In Ikeja, the capital of Lagos state, Ima Elijah, a reporter with the privately owned news website Pulse.ng and her camera operator were harassed and forced out of a polling unit by unidentified individuals who insisted that the elections at that polling unit should not be reported by the media, according to a report and Instagram video by the outlet.
Also in Lagos state, two officials from Nigeria’s Independent National Electoral Commission prevented Chibuike Chukwu, a reporter with the privately owned news website Independent, from taking pictures or videos at a polling place, according to a report by the outlet and a person familiar with the case who spoke to CPJ on the condition of anonymity, citing fear of reprisal.
In the northern city of Lafia, the Nasarawa State capital, three state security officers slapped, punched, and used sticks to hit Edwin Philip, a reporter with private broadcaster Breeze 99.9 FM, on orders from a palace official at a polling unit, according to news reports and Philip, who spoke to CPJ by phone.

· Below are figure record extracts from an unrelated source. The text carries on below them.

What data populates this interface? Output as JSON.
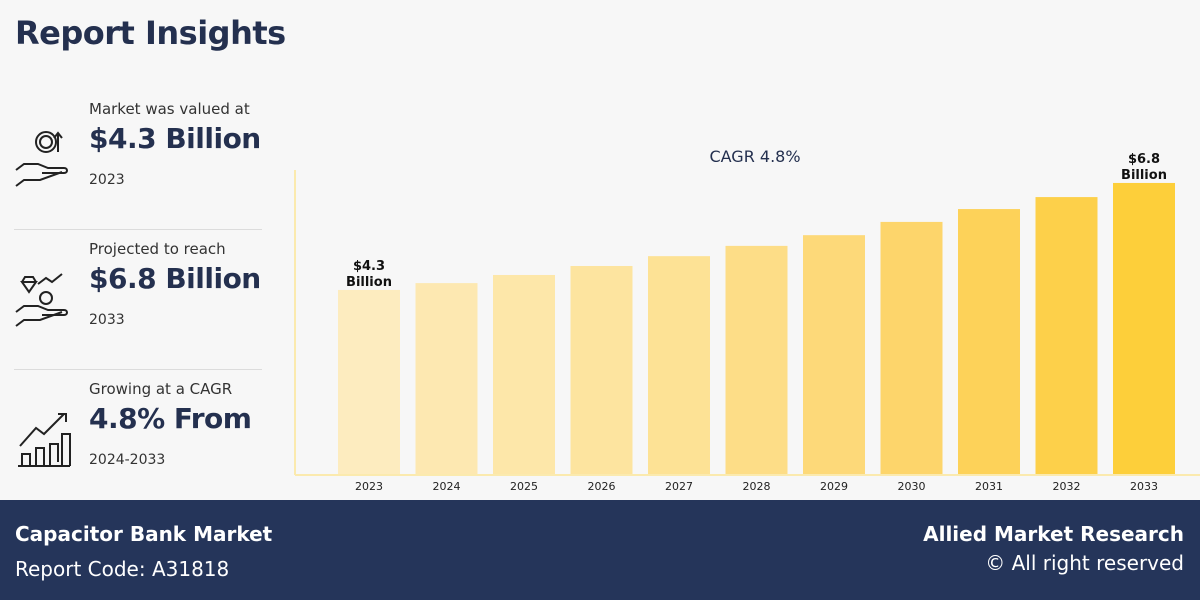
{
  "title": "Report Insights",
  "stats": [
    {
      "label": "Market was valued at",
      "value": "$4.3 Billion",
      "sub": "2023",
      "icon": "hand-coin-growth-icon"
    },
    {
      "label": "Projected to reach",
      "value": "$6.8 Billion",
      "sub": "2033",
      "icon": "hand-diamond-coin-icon"
    },
    {
      "label": "Growing at a CAGR",
      "value": "4.8% From",
      "sub": "2024-2033",
      "icon": "bar-growth-arrow-icon"
    }
  ],
  "chart_data": {
    "type": "bar",
    "title": "CAGR 4.8%",
    "categories": [
      "2023",
      "2024",
      "2025",
      "2026",
      "2027",
      "2028",
      "2029",
      "2030",
      "2031",
      "2032",
      "2033"
    ],
    "values": [
      4.3,
      4.46,
      4.65,
      4.86,
      5.09,
      5.33,
      5.58,
      5.89,
      6.19,
      6.47,
      6.8
    ],
    "data_labels": {
      "first": [
        "$4.3",
        "Billion"
      ],
      "last": [
        "$6.8",
        "Billion"
      ]
    },
    "xlabel": "",
    "ylabel": "",
    "ylim": [
      0,
      7.1
    ],
    "grid": false,
    "colors": [
      "#fdecbf",
      "#fde8b1",
      "#fde7a9",
      "#fde49f",
      "#fde295",
      "#fddd87",
      "#fdd979",
      "#fdd56b",
      "#fdd259",
      "#fdd04a",
      "#fdcf3a"
    ]
  },
  "footer": {
    "market": "Capacitor Bank Market",
    "code": "Report Code: A31818",
    "brand": "Allied Market Research",
    "rights": "© All right reserved"
  }
}
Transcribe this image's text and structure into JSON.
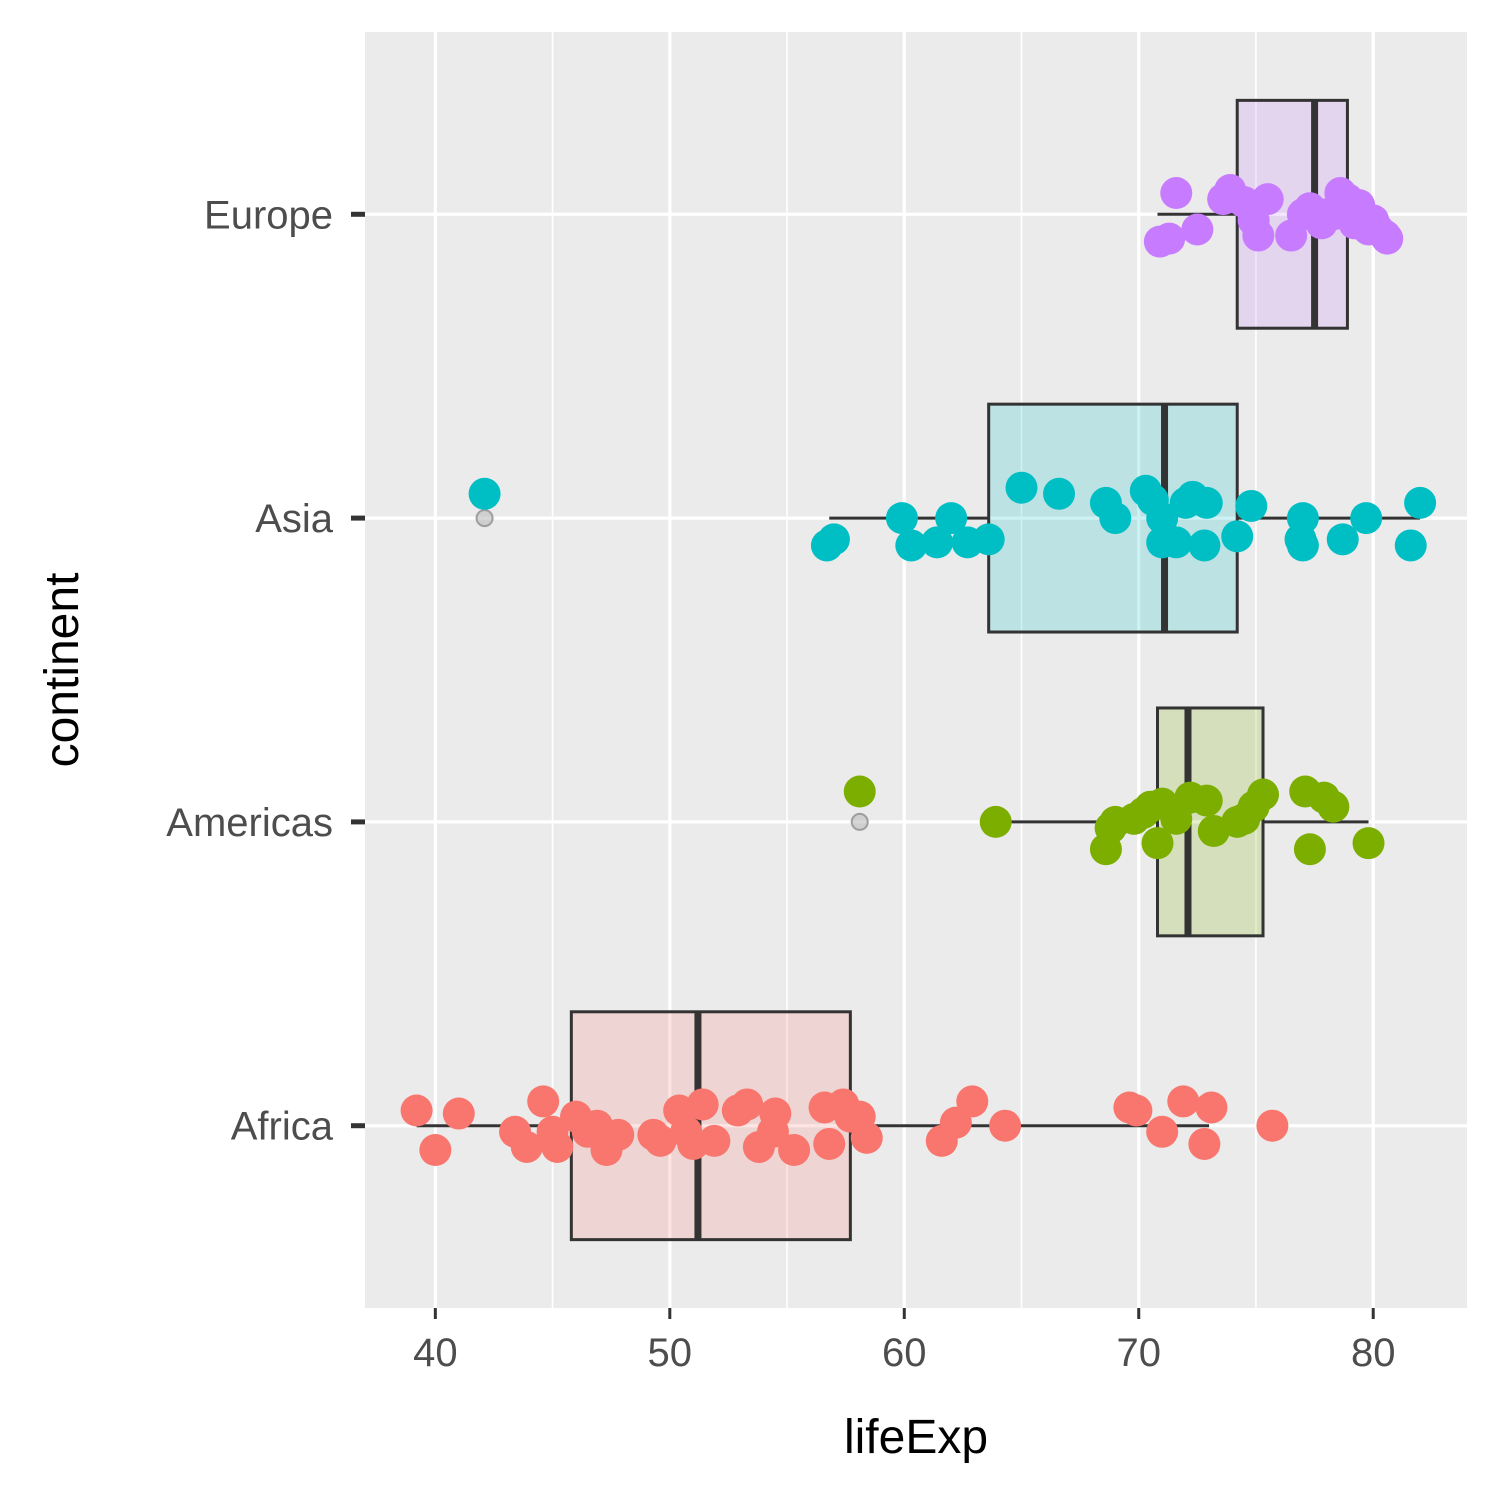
{
  "chart_data": {
    "type": "boxplot",
    "orientation": "horizontal",
    "xlabel": "lifeExp",
    "ylabel": "continent",
    "xlim": [
      37,
      84
    ],
    "xticks": [
      40,
      50,
      60,
      70,
      80
    ],
    "xtick_labels": [
      "40",
      "50",
      "60",
      "70",
      "80"
    ],
    "categories": [
      "Africa",
      "Americas",
      "Asia",
      "Europe"
    ],
    "grid": true,
    "legend": "none",
    "colors": {
      "panel": "#ebebeb",
      "grid": "#ffffff",
      "box_line": "#333333",
      "outlier": "#bdbdbd",
      "Africa": "#F8766D",
      "Americas": "#7CAE00",
      "Asia": "#00BFC4",
      "Europe": "#C77CFF"
    },
    "boxes": [
      {
        "name": "Africa",
        "min": 39.2,
        "q1": 45.8,
        "median": 51.2,
        "q3": 57.7,
        "max": 73.0,
        "outliers": [
          75.7
        ]
      },
      {
        "name": "Americas",
        "min": 63.9,
        "q1": 70.8,
        "median": 72.1,
        "q3": 75.3,
        "max": 79.8,
        "outliers": [
          58.1
        ]
      },
      {
        "name": "Asia",
        "min": 56.8,
        "q1": 63.6,
        "median": 71.1,
        "q3": 74.2,
        "max": 82.0,
        "outliers": [
          42.1
        ]
      },
      {
        "name": "Europe",
        "min": 70.8,
        "q1": 74.2,
        "median": 77.5,
        "q3": 78.9,
        "max": 80.6,
        "outliers": []
      }
    ],
    "points": {
      "Africa": [
        [
          39.2,
          0.05
        ],
        [
          41.0,
          0.04
        ],
        [
          40.0,
          -0.08
        ],
        [
          43.4,
          -0.02
        ],
        [
          43.9,
          -0.07
        ],
        [
          44.6,
          0.08
        ],
        [
          45.0,
          -0.02
        ],
        [
          45.2,
          -0.07
        ],
        [
          46.0,
          0.03
        ],
        [
          46.5,
          -0.02
        ],
        [
          46.9,
          0.0
        ],
        [
          47.3,
          -0.08
        ],
        [
          47.8,
          -0.03
        ],
        [
          49.3,
          -0.03
        ],
        [
          49.6,
          -0.05
        ],
        [
          50.4,
          0.05
        ],
        [
          50.7,
          -0.02
        ],
        [
          51.0,
          -0.06
        ],
        [
          51.4,
          0.07
        ],
        [
          51.9,
          -0.05
        ],
        [
          52.9,
          0.05
        ],
        [
          53.3,
          0.07
        ],
        [
          53.8,
          -0.07
        ],
        [
          54.5,
          0.04
        ],
        [
          54.4,
          -0.02
        ],
        [
          55.3,
          -0.08
        ],
        [
          56.6,
          0.06
        ],
        [
          56.8,
          -0.06
        ],
        [
          57.4,
          0.07
        ],
        [
          57.7,
          0.03
        ],
        [
          58.1,
          0.03
        ],
        [
          58.4,
          -0.04
        ],
        [
          61.6,
          -0.05
        ],
        [
          62.2,
          0.01
        ],
        [
          62.9,
          0.08
        ],
        [
          64.3,
          0.0
        ],
        [
          69.6,
          0.06
        ],
        [
          69.9,
          0.05
        ],
        [
          71.0,
          -0.02
        ],
        [
          71.9,
          0.08
        ],
        [
          72.8,
          -0.06
        ],
        [
          73.1,
          0.06
        ],
        [
          75.7,
          0.0
        ]
      ],
      "Americas": [
        [
          58.1,
          0.1
        ],
        [
          63.9,
          0.0
        ],
        [
          68.6,
          -0.09
        ],
        [
          68.8,
          -0.02
        ],
        [
          69.0,
          0.0
        ],
        [
          69.8,
          0.01
        ],
        [
          70.2,
          0.03
        ],
        [
          70.5,
          0.05
        ],
        [
          70.8,
          -0.07
        ],
        [
          71.0,
          0.06
        ],
        [
          71.6,
          0.01
        ],
        [
          72.2,
          0.08
        ],
        [
          72.9,
          0.07
        ],
        [
          73.2,
          -0.03
        ],
        [
          74.2,
          0.0
        ],
        [
          74.5,
          0.01
        ],
        [
          74.9,
          0.05
        ],
        [
          75.3,
          0.09
        ],
        [
          77.1,
          0.1
        ],
        [
          77.3,
          -0.09
        ],
        [
          77.9,
          0.08
        ],
        [
          78.3,
          0.05
        ],
        [
          79.8,
          -0.07
        ]
      ],
      "Asia": [
        [
          42.1,
          0.08
        ],
        [
          56.7,
          -0.09
        ],
        [
          57.0,
          -0.07
        ],
        [
          59.9,
          0.0
        ],
        [
          60.3,
          -0.09
        ],
        [
          61.4,
          -0.08
        ],
        [
          62.0,
          0.0
        ],
        [
          62.7,
          -0.08
        ],
        [
          63.6,
          -0.07
        ],
        [
          65.0,
          0.1
        ],
        [
          66.6,
          0.08
        ],
        [
          68.6,
          0.05
        ],
        [
          69.0,
          0.0
        ],
        [
          70.3,
          0.09
        ],
        [
          70.6,
          0.06
        ],
        [
          71.0,
          0.0
        ],
        [
          71.0,
          -0.08
        ],
        [
          71.6,
          -0.08
        ],
        [
          72.0,
          0.05
        ],
        [
          72.3,
          0.07
        ],
        [
          72.8,
          -0.09
        ],
        [
          72.9,
          0.05
        ],
        [
          74.2,
          -0.06
        ],
        [
          74.8,
          0.04
        ],
        [
          76.9,
          -0.07
        ],
        [
          77.0,
          0.0
        ],
        [
          77.0,
          -0.09
        ],
        [
          78.7,
          -0.07
        ],
        [
          79.7,
          0.0
        ],
        [
          81.6,
          -0.09
        ],
        [
          82.0,
          0.05
        ]
      ],
      "Europe": [
        [
          70.9,
          -0.09
        ],
        [
          71.3,
          -0.08
        ],
        [
          71.6,
          0.07
        ],
        [
          72.5,
          -0.05
        ],
        [
          73.6,
          0.05
        ],
        [
          73.9,
          0.08
        ],
        [
          74.5,
          0.04
        ],
        [
          74.9,
          -0.02
        ],
        [
          75.1,
          -0.07
        ],
        [
          75.5,
          0.05
        ],
        [
          76.5,
          -0.07
        ],
        [
          77.0,
          0.0
        ],
        [
          77.3,
          0.02
        ],
        [
          77.8,
          -0.03
        ],
        [
          78.0,
          0.0
        ],
        [
          78.3,
          0.0
        ],
        [
          78.6,
          0.07
        ],
        [
          78.9,
          0.05
        ],
        [
          79.2,
          -0.03
        ],
        [
          79.4,
          0.03
        ],
        [
          79.8,
          -0.05
        ],
        [
          80.0,
          -0.02
        ],
        [
          80.2,
          -0.05
        ],
        [
          80.5,
          -0.07
        ],
        [
          80.6,
          -0.08
        ]
      ]
    }
  }
}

Philip had been inquiring about reports that the palace official had instructed some men to beat up a voter when the officers briefly seized his phone and began beating him. Philip received stitches at a hospital for a deep cut to his head and reported the incident to the police the same day. Nigeria’s Security and Civil Defence Corps condemned the attack and apologized on March 20. Rahman Namsel, a spokesperson of the Nasarawa State Police, told CPJ by phone that he was unaware that the case was reported to the police and said he would investigate the matter.
In the city of Lagos, at least 10 unidentified individuals punched Amarachi Amushie, a reporter with the privately-owned broadcaster Africa Independent Television, on the back, punched AIT camera operator Aliu Adeshina all over his body, and chased them out of a polling place, according to the IPC statement as well as Adeshina and Amushie, who spoke to CPJ by phone. Neither journalist sustained a significant injury.
Also in Lagos, unidentified people chased AIT correspondent Henrietta Oke out of a polling place, and others confiscated AIT correspondent Nkiru Nwokedi’s phone at another polling place, returning it 20 minutes later following intervention from community leaders, according to that IPC statement and Nwokedi, who spoke to CPJ by phone.
In northern Kano state, dozens of unidentified men accused Ashiru Umar, editor and senior correspondent with the privately owned broadcaster Premier Radio, of filming them, grabbed his phone, and stomped on it at a polling place in Daladanchi, a town in northern Kano state, according to a report by the privately owned website Premium Times and Umar, who spoke to CPJ by phone.
CPJ called INEC national spokesperson Festus Okoye for comment but did not receive any response.
Hundeyin, the Lagos police spokesperson, responded to CPJ’s request for comment sent by a messaging app requesting evidence that the attacks in Lagos state were reported to his office.